I doubt anyone can honestly dispute that terminating or cutting funding for health coverage for the poorest citizens will cause them serious hardship. If you believe there is a better way to do it, you need to show the following:

  1. A concerted effort to create said alternative. Speculation isn’t enough: it must be currently ongoing as an effort.
  2. Such effort MUST be actively seeking out the poor, the sick, and those with preexisting conditions. If not, then it really isn’t addressing this problem. It may well be good, but it isn’t sufficient.
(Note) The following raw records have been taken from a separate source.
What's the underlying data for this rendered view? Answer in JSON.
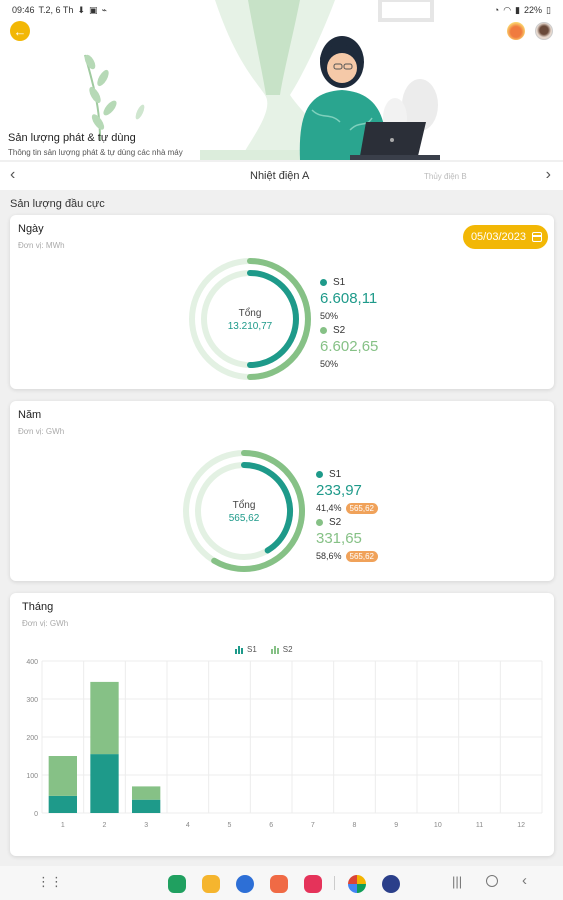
{
  "status": {
    "time": "09:46",
    "date": "T.2, 6 Th",
    "battery": "22%"
  },
  "header": {
    "title": "Sản lượng phát & tự dùng",
    "subtitle": "Thông tin sản lượng phát & tự dùng các nhà máy"
  },
  "plant_nav": {
    "current": "Nhiệt điện A",
    "next": "Thủy điện B"
  },
  "section_title": "Sản lượng đầu cực",
  "day_card": {
    "title": "Ngày",
    "unit": "Đơn vị: MWh",
    "date": "05/03/2023",
    "total_label": "Tổng",
    "total_value": "13.210,77",
    "s1_name": "S1",
    "s1_value": "6.608,11",
    "s1_pct": "50%",
    "s2_name": "S2",
    "s2_value": "6.602,65",
    "s2_pct": "50%",
    "s1_fraction": 0.5,
    "s2_fraction": 0.5
  },
  "year_card": {
    "title": "Năm",
    "unit": "Đơn vị: GWh",
    "total_label": "Tổng",
    "total_value": "565,62",
    "s1_name": "S1",
    "s1_value": "233,97",
    "s1_pct": "41,4%",
    "s1_badge": "565,62",
    "s2_name": "S2",
    "s2_value": "331,65",
    "s2_pct": "58,6%",
    "s2_badge": "565,62",
    "s1_fraction": 0.414,
    "s2_fraction": 0.586
  },
  "month_card": {
    "title": "Tháng",
    "unit": "Đơn vị: GWh"
  },
  "colors": {
    "s1": "#1e9a8a",
    "s2": "#86c186",
    "accent": "#f2b705",
    "badge": "#f0a25a"
  },
  "chart_data": {
    "type": "bar",
    "stacked": true,
    "categories": [
      "1",
      "2",
      "3",
      "4",
      "5",
      "6",
      "7",
      "8",
      "9",
      "10",
      "11",
      "12"
    ],
    "series": [
      {
        "name": "S1",
        "values": [
          45,
          155,
          35,
          0,
          0,
          0,
          0,
          0,
          0,
          0,
          0,
          0
        ]
      },
      {
        "name": "S2",
        "values": [
          105,
          190,
          35,
          0,
          0,
          0,
          0,
          0,
          0,
          0,
          0,
          0
        ]
      }
    ],
    "yticks": [
      "0",
      "100",
      "200",
      "300",
      "400"
    ],
    "ylim": [
      0,
      400
    ],
    "grid": true,
    "legend": "top-center"
  },
  "dock_icons": [
    "grid-icon",
    "phone-app-icon",
    "folder-app-icon",
    "chat-app-icon",
    "contacts-app-icon",
    "video-app-icon",
    "photos-app-icon",
    "settings-app-icon"
  ]
}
  3. Such effort MUST have sufficient funding - or a viable plan to obtain it - to cover a $880 Billion shortfall. Because if it doesn’t, it will not be able to actually cover the poor, the sick, etc.
  4. Such an effort MUST have a way of keeping the healthy from fleeing and leaving the sick to fend for themselves - otherwise, it will collapse.
  5. Such an effort MUST cover those outside of the tribe. So one that is just for christians of a particular theology (including no alcohol,tobacco, etc.) or just for people who do not have mental health issues will by its nature exclude many.
  6. It must be prepared right now to absorb 28 million who will mostly be sick and poor. If it cannot step in immediately to assist those who will be cut off, then it is illusory. If you burn my house down, it is of cold comfort that someday in the future, someone might rebuild it.

So, this rules out existing programs like Medi-Share, which does not fit any of the conditions except the first. If you try to sneak your “alternative” in and it does not satisfy these conditions, I will delete your comment.